In order to evaluate the efficiency of this new platform for de novo bioactivity prediction from complex mixtures, we tested two different query approaches. These included querying the SNF network for natural products clustering predominately near other reference compounds and filtering for metabolites with highly correlated biological activity. These strategies were selected to test the platform under different conditions, from simple situations where the annotations were unanimous, to complex situations with multiple reference compound types and multiple natural product fractions. In each approach, we highlight the contribution of SNF and metabolomics towards identification of both the natural product driving the signature and its biological mechanism of action.

Identification of trichostatin A from an HDAC-inhibitor enriched cluster validates the integrated SNF platform

We first sought to validate the SNF network by querying the dataset for natural product fractions that clustered mainly with reference compounds from a single target class.
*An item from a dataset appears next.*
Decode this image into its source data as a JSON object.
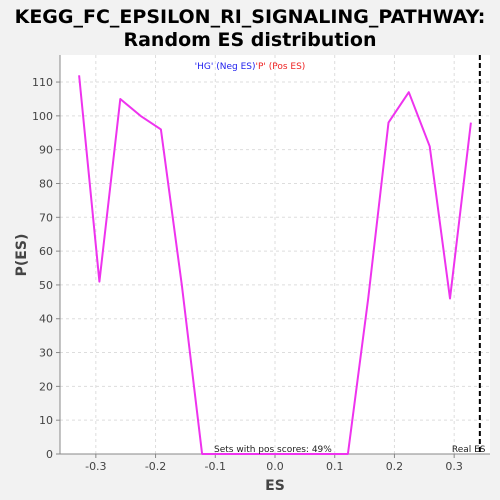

In the SNF-Euclidean APC, there were 6 clusters that were highly enriched for chemicals belonging to the same target class (p<1E-10): Cluster 48 (HSP), Cluster 49 (HDAC), Cluster 76 (Epigenetic Reader Domain), Cluster 100 (mTOR), and Cluster 103 (Proteasome) (Figure 3B; Supplementary Table 2, SNF-Euclidean APC Cytoscape file). Of these, Clusters 49, 100 and 103 contained natural product fractions (3 in Cluster 49, 1 in Cluster 100, and 1 in Cluster 103), thus identifying readily testable MOA hypotheses for each of these. A KS-test also confirmed that association between chemicals in the HDAC inhibitor target class is preserved in the full dataset, and that these associations were still significantly improved in SNF (p=1.8e-61; Figure 4A).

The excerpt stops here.